Sharpe S A, McShane H, Dennis M J, Basaraba R J, Gleeson F, Hall G, McIntyre A, Gooch K, Clark S, Beveridge N E R, Nuth E, White A, Marriott A, Dowall S, Hill A V S, Williams A, Marsh P D
Health Protection Agency, Centre for Emergency Preparedness and Response, Porton Down, Salisbury, United Kingdom.
Clin Vaccine Immunol. 2010 Aug;17(8):1170-82. doi: 10.1128/CVI.00079-10. Epub 2010 Jun 9.

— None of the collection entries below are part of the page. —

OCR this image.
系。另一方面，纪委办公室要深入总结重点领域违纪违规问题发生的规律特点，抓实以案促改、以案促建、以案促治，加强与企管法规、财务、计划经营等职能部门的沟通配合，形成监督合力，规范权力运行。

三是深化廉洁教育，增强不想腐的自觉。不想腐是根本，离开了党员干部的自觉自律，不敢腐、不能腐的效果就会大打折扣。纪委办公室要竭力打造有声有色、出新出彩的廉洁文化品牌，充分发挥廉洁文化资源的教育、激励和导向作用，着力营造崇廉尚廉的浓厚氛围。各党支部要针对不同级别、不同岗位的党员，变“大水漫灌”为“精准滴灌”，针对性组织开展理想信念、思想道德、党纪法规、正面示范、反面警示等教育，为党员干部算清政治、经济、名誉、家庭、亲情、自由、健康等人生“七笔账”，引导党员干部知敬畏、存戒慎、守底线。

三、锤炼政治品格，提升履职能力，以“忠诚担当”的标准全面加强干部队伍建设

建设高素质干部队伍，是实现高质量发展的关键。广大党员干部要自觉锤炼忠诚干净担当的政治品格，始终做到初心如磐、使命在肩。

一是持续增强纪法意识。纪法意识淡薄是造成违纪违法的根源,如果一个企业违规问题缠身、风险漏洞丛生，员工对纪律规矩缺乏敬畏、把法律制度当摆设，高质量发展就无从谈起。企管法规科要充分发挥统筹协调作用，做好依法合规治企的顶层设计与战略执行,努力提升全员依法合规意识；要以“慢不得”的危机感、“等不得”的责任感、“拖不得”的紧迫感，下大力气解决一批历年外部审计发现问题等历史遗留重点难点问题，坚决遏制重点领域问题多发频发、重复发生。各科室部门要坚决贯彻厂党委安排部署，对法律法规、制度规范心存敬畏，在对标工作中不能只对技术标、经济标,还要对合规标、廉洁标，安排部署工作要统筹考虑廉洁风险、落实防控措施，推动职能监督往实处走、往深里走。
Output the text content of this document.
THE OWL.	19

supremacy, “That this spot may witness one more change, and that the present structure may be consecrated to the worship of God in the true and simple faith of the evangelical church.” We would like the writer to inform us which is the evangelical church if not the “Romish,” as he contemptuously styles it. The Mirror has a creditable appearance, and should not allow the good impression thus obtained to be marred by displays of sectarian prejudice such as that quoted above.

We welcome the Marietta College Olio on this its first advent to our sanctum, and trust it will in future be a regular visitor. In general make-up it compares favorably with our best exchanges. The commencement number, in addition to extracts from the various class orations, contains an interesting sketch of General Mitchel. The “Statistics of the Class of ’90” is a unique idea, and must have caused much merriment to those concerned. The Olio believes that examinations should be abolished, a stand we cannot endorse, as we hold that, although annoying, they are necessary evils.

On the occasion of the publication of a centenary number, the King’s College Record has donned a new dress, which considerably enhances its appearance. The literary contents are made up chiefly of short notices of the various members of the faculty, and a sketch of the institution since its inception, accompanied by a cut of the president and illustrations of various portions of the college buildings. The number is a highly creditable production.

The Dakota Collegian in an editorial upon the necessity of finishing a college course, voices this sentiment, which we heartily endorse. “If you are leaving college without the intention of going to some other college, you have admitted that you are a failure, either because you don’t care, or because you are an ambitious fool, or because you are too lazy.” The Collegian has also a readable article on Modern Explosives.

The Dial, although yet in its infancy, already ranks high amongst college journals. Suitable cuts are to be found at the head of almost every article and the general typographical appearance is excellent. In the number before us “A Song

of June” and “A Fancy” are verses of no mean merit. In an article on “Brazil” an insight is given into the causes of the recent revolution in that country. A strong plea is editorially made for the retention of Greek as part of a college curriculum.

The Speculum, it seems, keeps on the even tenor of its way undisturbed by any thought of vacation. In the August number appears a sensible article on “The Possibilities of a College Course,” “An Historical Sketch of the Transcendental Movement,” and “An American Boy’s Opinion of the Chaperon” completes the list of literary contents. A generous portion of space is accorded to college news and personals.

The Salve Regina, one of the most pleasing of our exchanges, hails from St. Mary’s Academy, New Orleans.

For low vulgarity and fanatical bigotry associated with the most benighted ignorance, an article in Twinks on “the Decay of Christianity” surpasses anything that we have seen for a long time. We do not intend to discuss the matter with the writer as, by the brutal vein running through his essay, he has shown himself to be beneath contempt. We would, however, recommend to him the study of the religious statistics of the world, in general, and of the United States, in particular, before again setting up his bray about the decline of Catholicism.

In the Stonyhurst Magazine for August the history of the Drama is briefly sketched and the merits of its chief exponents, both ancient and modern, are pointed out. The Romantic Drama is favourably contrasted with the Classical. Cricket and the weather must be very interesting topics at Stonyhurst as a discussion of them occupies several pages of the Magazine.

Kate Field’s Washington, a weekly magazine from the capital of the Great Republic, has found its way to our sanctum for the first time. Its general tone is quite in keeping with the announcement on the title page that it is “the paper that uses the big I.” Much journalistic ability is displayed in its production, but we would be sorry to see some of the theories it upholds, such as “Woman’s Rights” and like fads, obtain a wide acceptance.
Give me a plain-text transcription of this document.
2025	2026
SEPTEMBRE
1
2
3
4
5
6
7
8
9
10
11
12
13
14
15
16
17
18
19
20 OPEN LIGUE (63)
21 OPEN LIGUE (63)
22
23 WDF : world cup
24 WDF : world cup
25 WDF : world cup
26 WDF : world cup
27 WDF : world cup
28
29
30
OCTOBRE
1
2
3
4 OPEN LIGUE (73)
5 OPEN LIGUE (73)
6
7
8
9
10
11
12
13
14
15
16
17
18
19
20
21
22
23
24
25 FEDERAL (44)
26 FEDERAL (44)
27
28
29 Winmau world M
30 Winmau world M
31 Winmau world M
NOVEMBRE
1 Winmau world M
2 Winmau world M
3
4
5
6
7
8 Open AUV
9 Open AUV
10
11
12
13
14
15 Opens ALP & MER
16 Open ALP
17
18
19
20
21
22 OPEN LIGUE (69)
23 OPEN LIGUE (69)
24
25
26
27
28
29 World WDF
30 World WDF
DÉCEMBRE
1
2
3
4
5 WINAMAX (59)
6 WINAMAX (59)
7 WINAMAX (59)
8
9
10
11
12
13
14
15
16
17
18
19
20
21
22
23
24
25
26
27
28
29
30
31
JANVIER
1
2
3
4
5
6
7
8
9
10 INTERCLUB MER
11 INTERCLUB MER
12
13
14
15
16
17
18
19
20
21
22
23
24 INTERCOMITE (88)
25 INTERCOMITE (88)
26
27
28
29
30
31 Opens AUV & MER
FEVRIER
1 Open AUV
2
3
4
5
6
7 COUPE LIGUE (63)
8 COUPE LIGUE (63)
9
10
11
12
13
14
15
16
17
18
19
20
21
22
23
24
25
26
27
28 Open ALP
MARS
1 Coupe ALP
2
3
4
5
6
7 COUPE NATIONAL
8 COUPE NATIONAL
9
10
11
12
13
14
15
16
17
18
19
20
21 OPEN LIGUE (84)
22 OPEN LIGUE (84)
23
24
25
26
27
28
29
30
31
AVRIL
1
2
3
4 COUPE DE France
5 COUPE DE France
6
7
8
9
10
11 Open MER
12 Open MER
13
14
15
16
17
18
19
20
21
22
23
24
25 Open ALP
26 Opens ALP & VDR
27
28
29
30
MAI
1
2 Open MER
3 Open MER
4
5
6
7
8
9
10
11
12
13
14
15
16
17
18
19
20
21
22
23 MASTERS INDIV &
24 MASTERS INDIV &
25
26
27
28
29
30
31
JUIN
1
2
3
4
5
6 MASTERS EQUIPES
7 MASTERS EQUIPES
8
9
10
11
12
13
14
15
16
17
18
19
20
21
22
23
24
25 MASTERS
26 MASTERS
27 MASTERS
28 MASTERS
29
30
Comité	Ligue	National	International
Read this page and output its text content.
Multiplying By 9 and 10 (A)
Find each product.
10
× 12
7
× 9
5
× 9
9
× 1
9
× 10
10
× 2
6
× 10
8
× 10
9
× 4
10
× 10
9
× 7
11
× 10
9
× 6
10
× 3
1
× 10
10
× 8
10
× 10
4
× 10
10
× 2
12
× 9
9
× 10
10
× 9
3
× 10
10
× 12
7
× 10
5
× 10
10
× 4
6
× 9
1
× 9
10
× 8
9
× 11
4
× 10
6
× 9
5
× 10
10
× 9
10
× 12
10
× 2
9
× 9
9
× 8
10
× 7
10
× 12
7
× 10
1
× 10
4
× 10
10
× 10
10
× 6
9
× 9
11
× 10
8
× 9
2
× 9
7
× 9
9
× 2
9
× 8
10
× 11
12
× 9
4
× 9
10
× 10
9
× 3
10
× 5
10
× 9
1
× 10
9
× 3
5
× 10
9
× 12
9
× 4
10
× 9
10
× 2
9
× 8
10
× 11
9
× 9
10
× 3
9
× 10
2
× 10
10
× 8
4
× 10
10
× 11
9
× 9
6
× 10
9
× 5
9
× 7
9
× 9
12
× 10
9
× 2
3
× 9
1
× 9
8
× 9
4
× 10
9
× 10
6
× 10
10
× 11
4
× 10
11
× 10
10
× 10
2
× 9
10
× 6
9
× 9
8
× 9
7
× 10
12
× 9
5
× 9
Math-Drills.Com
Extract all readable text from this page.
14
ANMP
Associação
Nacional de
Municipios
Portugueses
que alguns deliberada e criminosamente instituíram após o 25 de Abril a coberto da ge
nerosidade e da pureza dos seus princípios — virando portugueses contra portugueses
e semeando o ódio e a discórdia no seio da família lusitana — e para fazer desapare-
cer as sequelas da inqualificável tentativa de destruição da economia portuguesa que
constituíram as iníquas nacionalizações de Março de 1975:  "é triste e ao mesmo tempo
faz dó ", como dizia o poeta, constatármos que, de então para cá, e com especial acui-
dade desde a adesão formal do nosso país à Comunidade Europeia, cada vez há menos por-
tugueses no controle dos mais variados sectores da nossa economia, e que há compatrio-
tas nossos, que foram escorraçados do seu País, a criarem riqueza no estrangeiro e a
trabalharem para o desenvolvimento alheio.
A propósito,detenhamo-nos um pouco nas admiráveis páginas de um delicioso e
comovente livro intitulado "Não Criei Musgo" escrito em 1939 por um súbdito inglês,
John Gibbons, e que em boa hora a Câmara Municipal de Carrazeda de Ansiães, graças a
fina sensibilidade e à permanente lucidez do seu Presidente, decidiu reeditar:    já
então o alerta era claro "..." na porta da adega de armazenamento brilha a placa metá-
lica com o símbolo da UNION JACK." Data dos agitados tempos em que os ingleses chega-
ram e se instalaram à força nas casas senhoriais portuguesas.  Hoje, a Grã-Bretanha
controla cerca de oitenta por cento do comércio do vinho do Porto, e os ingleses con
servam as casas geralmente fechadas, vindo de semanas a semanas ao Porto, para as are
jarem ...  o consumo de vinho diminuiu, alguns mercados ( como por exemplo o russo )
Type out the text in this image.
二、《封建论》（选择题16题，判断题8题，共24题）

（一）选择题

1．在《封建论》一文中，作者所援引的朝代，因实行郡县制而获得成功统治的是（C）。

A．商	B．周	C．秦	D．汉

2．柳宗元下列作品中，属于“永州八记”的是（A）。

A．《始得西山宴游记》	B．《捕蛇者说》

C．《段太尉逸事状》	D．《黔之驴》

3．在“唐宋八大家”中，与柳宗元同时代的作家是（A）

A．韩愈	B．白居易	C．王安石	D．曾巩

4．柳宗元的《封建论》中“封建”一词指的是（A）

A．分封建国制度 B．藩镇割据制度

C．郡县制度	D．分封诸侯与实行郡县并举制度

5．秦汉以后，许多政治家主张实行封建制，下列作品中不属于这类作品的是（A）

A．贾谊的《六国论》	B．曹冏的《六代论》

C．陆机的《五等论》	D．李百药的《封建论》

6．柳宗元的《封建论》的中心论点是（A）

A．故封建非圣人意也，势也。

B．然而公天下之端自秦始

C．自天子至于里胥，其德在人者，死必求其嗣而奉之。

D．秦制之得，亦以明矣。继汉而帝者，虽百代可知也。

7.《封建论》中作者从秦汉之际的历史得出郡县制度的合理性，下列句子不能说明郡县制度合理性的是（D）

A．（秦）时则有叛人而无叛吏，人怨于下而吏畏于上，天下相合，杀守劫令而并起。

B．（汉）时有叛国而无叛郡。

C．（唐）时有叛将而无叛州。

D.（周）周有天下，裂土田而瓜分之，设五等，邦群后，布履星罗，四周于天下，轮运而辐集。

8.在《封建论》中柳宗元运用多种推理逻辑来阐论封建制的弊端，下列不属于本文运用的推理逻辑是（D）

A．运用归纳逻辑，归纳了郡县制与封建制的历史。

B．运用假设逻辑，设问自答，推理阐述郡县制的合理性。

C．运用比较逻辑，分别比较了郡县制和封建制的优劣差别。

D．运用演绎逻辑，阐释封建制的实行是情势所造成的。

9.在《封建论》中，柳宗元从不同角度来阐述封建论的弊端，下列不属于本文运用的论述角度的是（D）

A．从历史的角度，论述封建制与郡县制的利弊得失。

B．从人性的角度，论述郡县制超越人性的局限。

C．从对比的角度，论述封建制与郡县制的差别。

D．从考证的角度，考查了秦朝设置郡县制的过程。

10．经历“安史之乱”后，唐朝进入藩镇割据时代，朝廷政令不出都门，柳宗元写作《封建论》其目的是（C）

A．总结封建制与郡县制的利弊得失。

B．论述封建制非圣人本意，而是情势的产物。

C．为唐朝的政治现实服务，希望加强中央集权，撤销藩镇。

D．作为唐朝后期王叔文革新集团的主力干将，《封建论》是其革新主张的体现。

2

The establishment of an aerosol challenge model in nonhuman primates (NHPs) for the testing of vaccines against Mycobacterium tuberculosis would assist the global effort to optimize novel vaccination strategies. The endpoints used in preclinical challenge studies to identify measures of disease burden need to be accurate and sensitive enough to distinguish subtle differences and benefits afforded by different tuberculosis (TB) vaccine regimens when group sizes are inevitably small. This study sought to assess clinical and nonclinical endpoints as potentially sensitive measures of disease burden in a challenge study with rhesus macaques by using a new protocol of aerosol administration of M. tuberculosis. Immunological and clinical readouts were assessed for utility in vaccine evaluation studies. This is the first example of TB vaccine evaluation with rhesus macaques where long-term survival was one of the primary endpoints. However, we found that in NHP vaccine efficacy studies with maximum group sizes of six animals, survival did not provide a valuable endpoint. Two approaches used in human clinical trials for the evaluation of the gamma interferon (IFN-gamma) response to vaccination (enzyme-linked immunospot [ELISpot] assay and enzyme-linked immunosorbent assay [ELISA]) were included in this study. The IFN-gamma profiles induced following vaccination were found not to correlate with protection, nor did the level of purified protein derivative (PPD)-specific proliferation. The only readout to reliably distinguish vaccinated and unvaccinated NHPs was the determination of lung lesion burden using magnetic resonance (MR) imaging combined with stereology at the end of the study. Therefore, the currently proposed key markers were not shown to correlate with protection, and only imaging offered a potentially reliable correlate.
建立用于测试抗结核分枝杆菌疫苗的非人灵长类动物(NHP)气溶胶攻击模型,将有助于全球优化新型疫苗接种策略的努力。临床前攻击研究中用于确定疾病负担指标的终点需要足够准确和敏感,以便在组规模不可避免地较小时,区分不同结核病(TB)疫苗方案所带来的细微差异和益处。本研究旨在通过使用一种新的结核分枝杆菌气溶胶给药方案,评估恒河猴攻击研究中作为疾病负担潜在敏感指标的临床和非临床终点。评估了免疫和临床读数在疫苗评估研究中的效用。这是恒河猴TB疫苗评估的首个实例,其中长期生存是主要终点之一。然而,我们发现,在最大组规模为6只动物的NHP疫苗效力研究中,生存并未提供有价值的终点。本研究纳入了人类临床试验中用于评估疫苗接种后γ干扰素(IFN-γ)反应的两种方法(酶联免疫斑点[ELISpot]测定和酶联免疫吸附测定[ELISA])。发现接种疫苗后诱导的IFN-γ谱与保护作用无关,纯化蛋白衍生物(PPD)特异性增殖水平也无关。在研究结束时,使用磁共振(MR)成像结合体视学确定肺部病变负担是唯一能够可靠区分接种和未接种NHP的读数。因此,目前提出的关键标志物未显示与保护作用相关,只有成像提供了潜在可靠的关联。